Tomás de Aquino

As cinco vias para a existência de Deus

Ver Exposição moderna das provas da existência de Deus (com vídeos) – Orlando Fedeli 

Tomás de Aquino (1225-1274)

Extraído de:

Suma Teológica, part. I, q. 2, a. 3, de Tomás de Aquino


DEUS EXISTE?

                       Objeções pelas quais parece que Deus não existe.

1. De dois contrários, se um é infinito, o outro fica totalmente anulado. Mas é isso que se entende com o nome Deus, isto é, que se trata de um bem infinito. Assim, se Deus existisse, nenhum mal encontraríamos. Ora, encontra-se o mal no mundo. Logo, Deus não existe.

2. Ademais. O que pode ser realizado por poucos princípios, não se realiza por muitos. Ora, parece que tudo que é observado no mundo pode ser realizado por meio de outros princípios, suposto que Deus não exista. Porque o que é natural encontra seu princípio na natureza, e o que é livre, na razão humana ou na vontade. Então, não é necessário afirmar que Deus existe.

Ao contrário, está o que é dito em Êxodo 3:14 sobre a pessoa de Deus: “Eu Sou Aquele que É”.
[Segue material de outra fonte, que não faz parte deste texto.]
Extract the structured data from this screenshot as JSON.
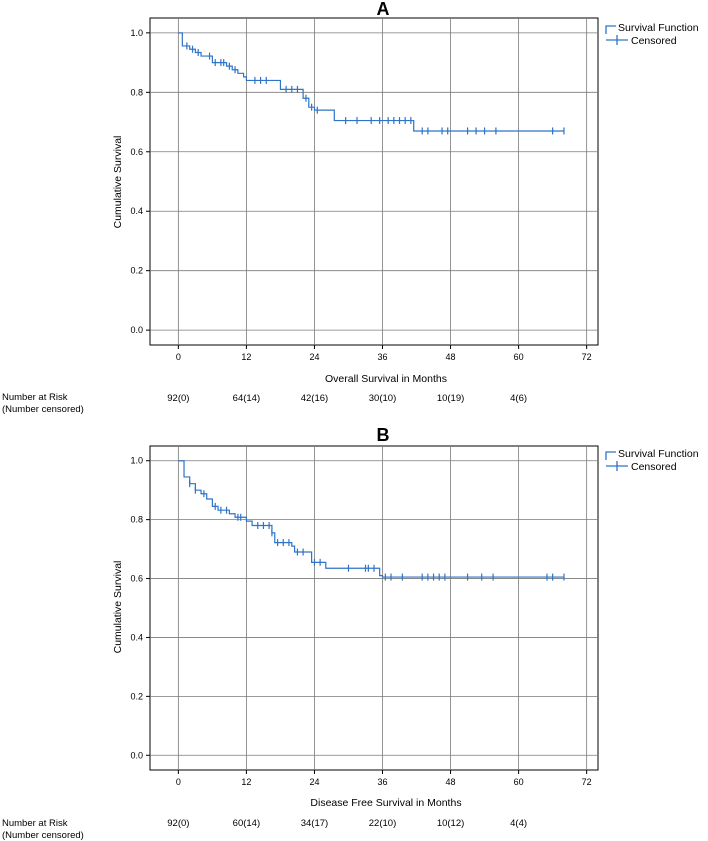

Solução. Pode-se provar a existência de Deus por cinco vias. 1) A primeira e mais manifesta via parte do movimento. É certo, e nossos sentidos constatam, que algumas coisas se movem neste mundo. Ora, tudo que se move é movido por outro. Nada é movido que não esteja em potência em relação ao fim de seu movimento; ao contrário, o que move o faz enquanto está em ato. Portanto, mover nada mais é do que levar algo da potência ao ato. Nada pode ser levado da potência ao ato, a não ser por um ente em ato. Algo quente em ato, como o fogo, torna a madeira, que é quente em potência, quente em ato, e assim a move e altera. Não é possível que o mesmo ser, sob o mesmo aspecto, esteja simultaneamente em ato e potência, a não ser sob aspectos diversos: por exemplo, o que é quente em ato não pode ser simultaneamente quente em potência, mas é frio em potência. É impossível que, sob o mesmo aspecto e do mesmo modo, algo seja motor e movido, ou que mova a si mesmo. É preciso que o que se move seja movido por outro. Se o que move também é movido, necessariamente é movido por outro; e este, ainda por outro. Aqui, porém, não se pode proceder até o infinito: pois assim não haveria um primeiro motor; e, por conseguinte, tampouco outros motores, pois os motores segundos não se movem, a não ser pelo movimento do primeiro motor; como uma bengala não se move, a menos que seja movida pela mão. Logo, é necessário chegar a um primeiro motor, que por nenhum outro é movido: e este, todos entendem ser Deus.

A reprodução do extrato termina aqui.